La destra dice: ce l’hanno con lei perché è donna. «Discriminazioni di genere non esistono più, ci sono tante direttrici donne bravissime con incarichi importanti». Tutti comunisti all’Orchestra della Fenice? «Che il teatro, in modo garbato, legittimo, fondato, abbia espresso all’unanimità la sua opinione, è la risposta». Il capo della cultura di Fratelli d’Italia, Mollicone, per esaltarne il curriculum ha detto che lei ha codiretto il Festival di Sanremo. «Mi sembra un altro mestiere, non ha niente a che vedere col profilo di un direttore d’orchestra. L’assurdità della situazione è che chi la sostiene, esponendola in questo modo, l’ha messa in una condizione difficile, che forse lei ha alimentato, ma le sta facendo dei danni. A 35 anni, un direttore è un bambino. Ha tanto tempo davanti per costruire un percorso. Mi auguro che Venezi abbia il buon senso di fare un passo indietro, nel suo interesse e in quello del teatro». Il ministro Giuli dice che sarà all’altezza.

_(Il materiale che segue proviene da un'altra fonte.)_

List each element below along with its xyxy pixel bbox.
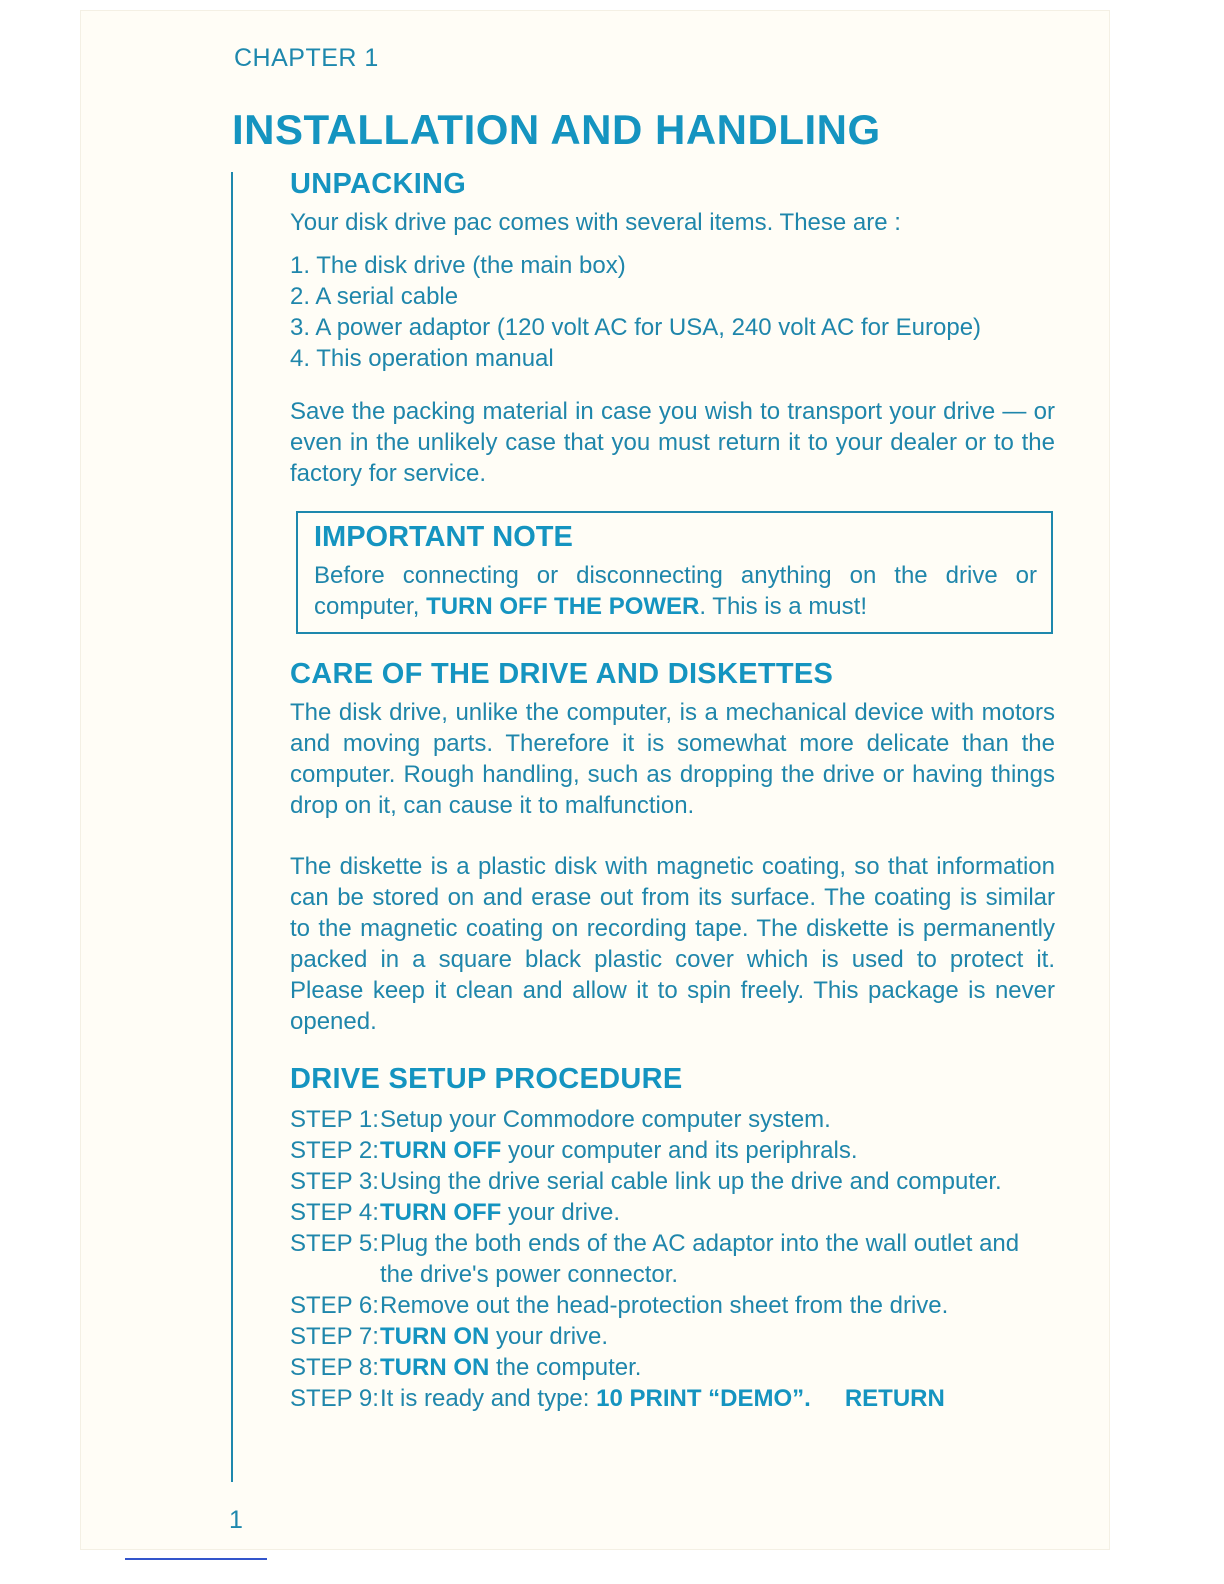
step-label: STEP 1: (290, 1106, 379, 1133)
setup-step (290, 1383, 1055, 1414)
care-section (290, 658, 1055, 1037)
step-text: Using the drive serial cable link up the drive and computer. (380, 1168, 1002, 1195)
setup-step (290, 1352, 1055, 1383)
unpacking-items-list (290, 250, 1055, 374)
step-text: the computer. (489, 1354, 642, 1381)
step-label: STEP 6: (290, 1292, 379, 1319)
step-emphasis: TURN ON (380, 1323, 490, 1350)
unpacking-intro: Your disk drive pac comes with several items. These are : (290, 209, 901, 236)
step-label: STEP 4: (290, 1199, 379, 1226)
step-label: STEP 2: (290, 1137, 379, 1164)
step-text: your computer and its periphrals. (501, 1137, 858, 1164)
step-text: Plug the both ends of the AC adaptor into the wall outlet and the drive's power connector. (380, 1230, 1020, 1288)
packing-material-note: Save the packing material in case you wish to transport your drive — or even in the unlikely case that you must return it to your dealer or to the factory for service. (290, 398, 1055, 487)
setup-step (290, 1228, 1055, 1290)
setup-step (290, 1290, 1055, 1321)
unpacking-section (290, 168, 1055, 489)
setup-step (290, 1321, 1055, 1352)
page-title: INSTALLATION AND HANDLING (232, 106, 881, 153)
important-note-box (296, 511, 1053, 634)
setup-steps-list (290, 1104, 1055, 1414)
setup-section (290, 1063, 1055, 1414)
setup-step (290, 1197, 1055, 1228)
important-note-text (314, 560, 1037, 622)
note-emphasis: TURN OFF THE POWER (426, 593, 700, 620)
step-text: Remove out the head-protection sheet from the drive. (380, 1292, 949, 1319)
return-key-label: RETURN (844, 1385, 945, 1412)
footer-underline (125, 1558, 267, 1560)
setup-step (290, 1135, 1055, 1166)
unpacking-heading: UNPACKING (290, 168, 467, 200)
setup-heading: DRIVE SETUP PROCEDURE (290, 1063, 683, 1095)
list-item: 2. A serial cable (290, 283, 459, 310)
step-emphasis: TURN ON (380, 1354, 490, 1381)
step-text: your drive. (489, 1323, 609, 1350)
list-item: 4. This operation manual (290, 345, 554, 372)
step-text: It is ready and type: (380, 1385, 597, 1412)
care-paragraph-diskette: The diskette is a plastic disk with magnetic coating, so that information can be stored on and erase out from its surface. The coating is similar to the magnetic coating on recording tape. The diskette is permanently packed in a square black plastic cover which is used to protect it. Please keep it clean and allow it to spin freely. This package is never opened. (290, 853, 1055, 1035)
list-item: 1. The disk drive (the main box) (290, 252, 626, 279)
step-label: STEP 9: (290, 1385, 379, 1412)
step-label: STEP 8: (290, 1354, 379, 1381)
step-emphasis: TURN OFF (380, 1199, 502, 1226)
important-note-heading: IMPORTANT NOTE (314, 521, 573, 553)
care-paragraph-drive: The disk drive, unlike the computer, is a mechanical device with motors and moving parts. Therefore it is somewhat more delicate than the computer. Rough handling, such as dropping the drive or having things drop on it, can cause it to malfunction. (290, 699, 1055, 819)
demo-command: 10 PRINT “DEMO”. (596, 1385, 811, 1412)
setup-step (290, 1104, 1055, 1135)
margin-rule (231, 172, 233, 1482)
note-text-before: Before connecting or disconnecting anything on the drive or computer, (314, 562, 1037, 620)
list-item: 3. A power adaptor (120 volt AC for USA, 240 volt AC for Europe) (290, 314, 982, 341)
page-number: 1 (229, 1506, 243, 1534)
step-label: STEP 5: (290, 1230, 379, 1257)
setup-step (290, 1166, 1055, 1197)
step-emphasis: TURN OFF (380, 1137, 502, 1164)
note-text-after: . This is a must! (699, 593, 867, 620)
step-text: Setup your Commodore computer system. (380, 1106, 831, 1133)
care-heading: CARE OF THE DRIVE AND DISKETTES (290, 658, 834, 690)
step-text: your drive. (501, 1199, 621, 1226)
main-content (290, 168, 1055, 1414)
chapter-label: CHAPTER 1 (234, 44, 379, 72)
step-label: STEP 7: (290, 1323, 379, 1350)
step-label: STEP 3: (290, 1168, 379, 1195)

«Io non vedo mai politici ai concerti, se non a quelli istituzionali, come il 7 dicembre alla Scala o il Capodanno alla Fenice, che ho diretto».

Il padre ha detto che non sono i sindacati a decidere se sua figlia è competente. «È il padre…Sono musicisti, e le sigle sindacali non sono tutte di sinistra. A me spiace perché un teatro importante merita un direttore di fama, di esperienza anche umana, poi devi interloquire umanamente con l’orchestra». All’estero, dove lei dirige le maggiori orchestre, potrebbe succedere una cosa del genere? «Assolutamente no. Nel mondo anglosassone nella musica entrano gli sponsor, non la politica. La commissione che decide la nomina è fatta da un manager dell’orchestra, dal direttore artistico e da alcuni suoi musicisti. Anche in Europa le masse vengono interpellate, e prima di assumere un incarico un direttore deve averci lavorato, cosa che non è avvenuta in questa vicenda.. Io ho sempre preso orchestre che mi hanno votato all’unanimità».